You should always have at least 1 (preferably 2) emergency accounts that have no access restrictions whatsoever (no MFA, Conditional Access, etc.). Obviously these accounts need to be secure themselves, e.g. no one person has access to the full password, or something like that. But having a secondary IP address is a good idea, you don’t want to have to use emergency accounts unless absolutely necessary.
How so? I have a set of machines that need to be publicly accessible so I open them to the internet. Or I lock them up to be only accessible through a VPN gateway. The individual machines need individual IAM in both scenarios. Machines that aren’t supposed to be public are neither open to the internet nor reachable through the gateway.
Your still using these encrypted channels. But there are some things that are not as secure that get deployed. So using a VPN is more secure. Being able to reduce/eliminate sniffing packets of any application and instead getting VPN packets is by and far a better way to go than just using HTTPS or other services.
If locking the doors on your car is secure, then locking your car inside a garage with the doors locked on the car is more secure. Simple logic.
A VPN usually exposes an entire LAN segment, rather than just a single machine as is the case with something like RDP over HTTP.
How so? I have a set of machines that need to be publicly accessible so I open them to the internet. Or I lock them up to be only accessible through a VPN gateway. The individual machines need individual IAM in both scenarios. Machines that aren’t supposed to be public are neither open to the internet nor reachable through the gateway.
How does having the VPN expose anything that wouldn’t be exposed with the alternative of not using one?
its possible to run a vm is azure as your ONLY dc, vpn it to the office and voila. have a few customers that prefer this set up to an on prem dc because they would rather pay the monthly azure costs than fork out for a physical server.
unlike azure you can then still have full featured gpos, roll out printers etc.
We call these “break glass” accounts. The passwords are randomly generated, rediculously long and written on a piece of paper in a tamper envelope then locked in a fire safe.
It gets reset on a schedule or god forbid whenever it has to be used.
No MFA?!?! No thanks. I can get behind alternative MFA that bypasses Conditional Access, like TOTP but only for those break glass accounts. No way I’d have an emergency backup account with no MFA.

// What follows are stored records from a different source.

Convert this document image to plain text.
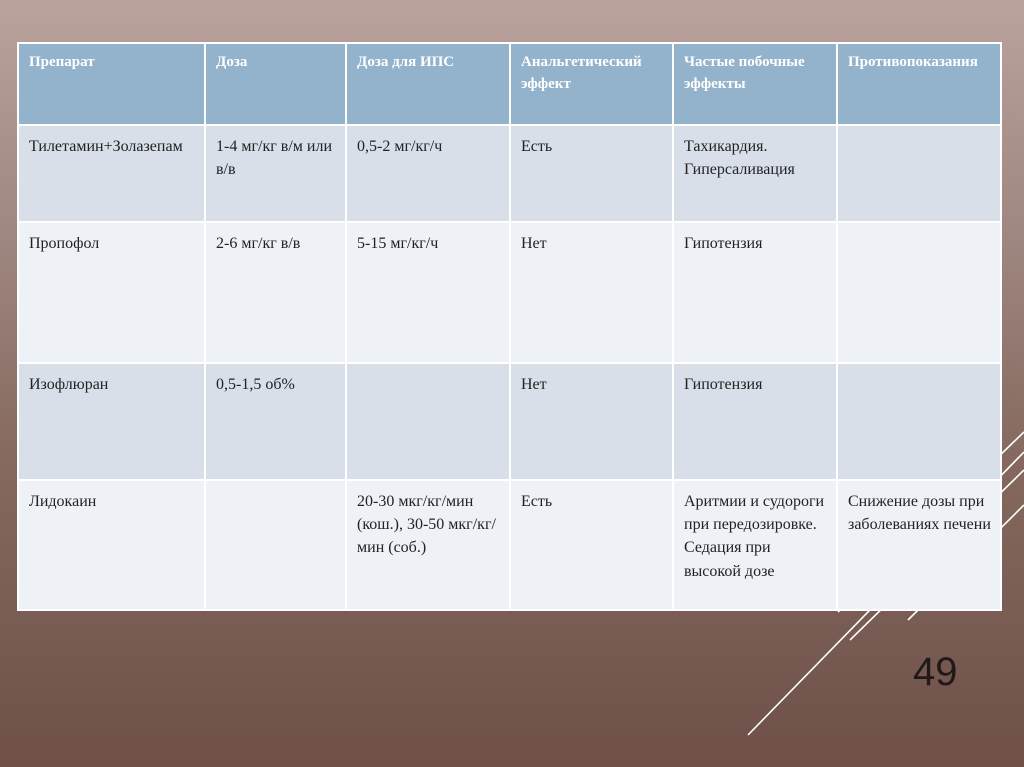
Препарат	Доза	Доза для ИПС	Анальгетический эффект	Частые побочные эффекты	Противопоказания
Тилетамин+Золазепам	1-4 мг/кг в/м или в/в	0,5-2 мг/кг/ч	Есть	Тахикардия. Гиперсаливация	
Пропофол	2-6 мг/кг в/в	5-15 мг/кг/ч	Нет	Гипотензия	
Изофлюран	0,5-1,5 об%		Нет	Гипотензия	
Лидокаин		20-30 мкг/кг/мин (кош.), 30-50 мкг/кг/мин (соб.)	Есть	Аритмии и судороги при передозировке. Седация при высокой дозе	Снижение дозы при заболеваниях печени
49
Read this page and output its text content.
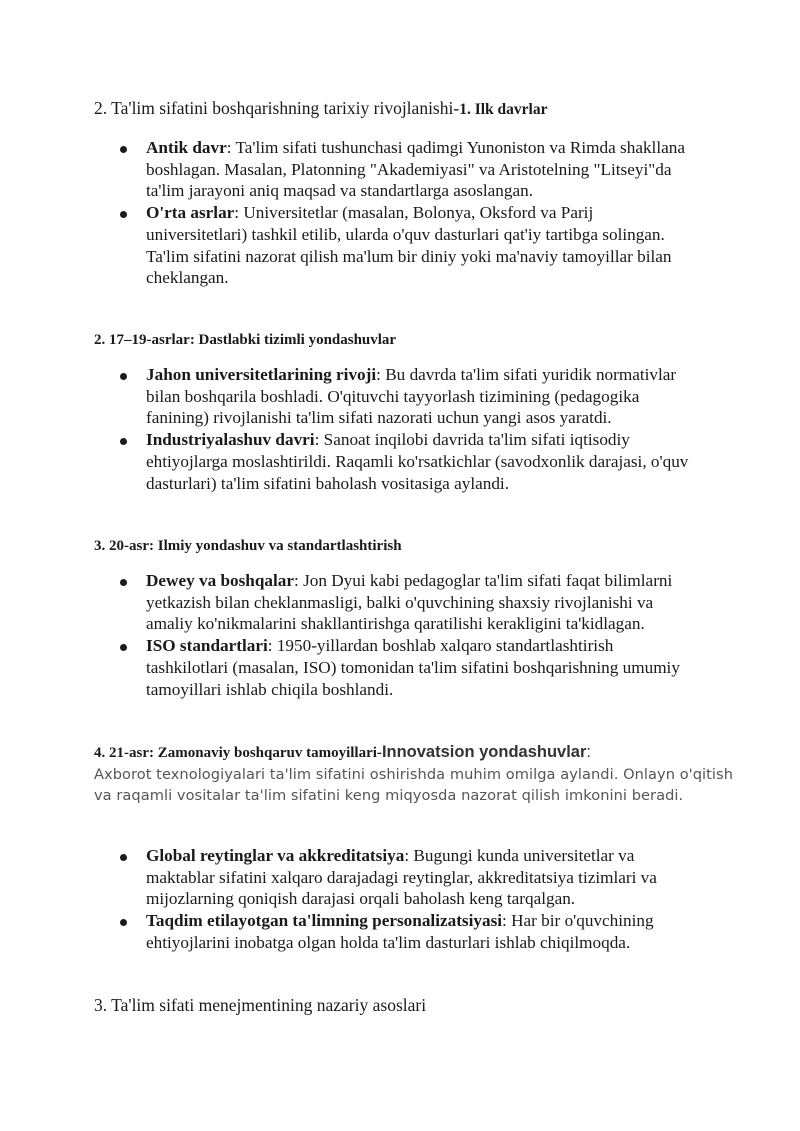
2. Ta'lim sifatini boshqarishning tarixiy rivojlanishi-1. Ilk davrlar
Antik davr: Ta'lim sifati tushunchasi qadimgi Yunoniston va Rimda shakllana boshlagan. Masalan, Platonning "Akademiyasi" va Aristotelning "Litseyi"da ta'lim jarayoni aniq maqsad va standartlarga asoslangan.
O'rta asrlar: Universitetlar (masalan, Bolonya, Oksford va Parij universitetlari) tashkil etilib, ularda o'quv dasturlari qat'iy tartibga solingan. Ta'lim sifatini nazorat qilish ma'lum bir diniy yoki ma'naviy tamoyillar bilan cheklangan.
2. 17–19-asrlar: Dastlabki tizimli yondashuvlar
Jahon universitetlarining rivoji: Bu davrda ta'lim sifati yuridik normativlar bilan boshqarila boshladi. O'qituvchi tayyorlash tizimining (pedagogika fanining) rivojlanishi ta'lim sifati nazorati uchun yangi asos yaratdi.
Industriyalashuv davri: Sanoat inqilobi davrida ta'lim sifati iqtisodiy ehtiyojlarga moslashtirildi. Raqamli ko'rsatkichlar (savodxonlik darajasi, o'quv dasturlari) ta'lim sifatini baholash vositasiga aylandi.
3. 20-asr: Ilmiy yondashuv va standartlashtirish
Dewey va boshqalar: Jon Dyui kabi pedagoglar ta'lim sifati faqat bilimlarni yetkazish bilan cheklanmasligi, balki o'quvchining shaxsiy rivojlanishi va amaliy ko'nikmalarini shakllantirishga qaratilishi kerakligini ta'kidlagan.
ISO standartlari: 1950-yillardan boshlab xalqaro standartlashtirish tashkilotlari (masalan, ISO) tomonidan ta'lim sifatini boshqarishning umumiy tamoyillari ishlab chiqila boshlandi.
4. 21-asr: Zamonaviy boshqaruv tamoyillari-Innovatsion yondashuvlar:
Axborot texnologiyalari ta'lim sifatini oshirishda muhim omilga aylandi. Onlayn o'qitish va raqamli vositalar ta'lim sifatini keng miqyosda nazorat qilish imkonini beradi.
Global reytinglar va akkreditatsiya: Bugungi kunda universitetlar va maktablar sifatini xalqaro darajadagi reytinglar, akkreditatsiya tizimlari va mijozlarning qoniqish darajasi orqali baholash keng tarqalgan.
Taqdim etilayotgan ta'limning personalizatsiyasi: Har bir o'quvchining ehtiyojlarini inobatga olgan holda ta'lim dasturlari ishlab chiqilmoqda.
3. Ta'lim sifati menejmentining nazariy asoslari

Most orgs I’ve seen will make the whole LAN accessible through a VPN, so once you’ve logged into the VPN anything can be accessed. If the VPN credentials are compromised or the VPN has a vulnerability then an attacker has access to everything inside the network.
Being able to reduce/eliminate sniffing packets of any application and instead getting VPN packets is by and far a better way to go than just using HTTPS or other services.
What useful infos can one attain by sniffing your packets?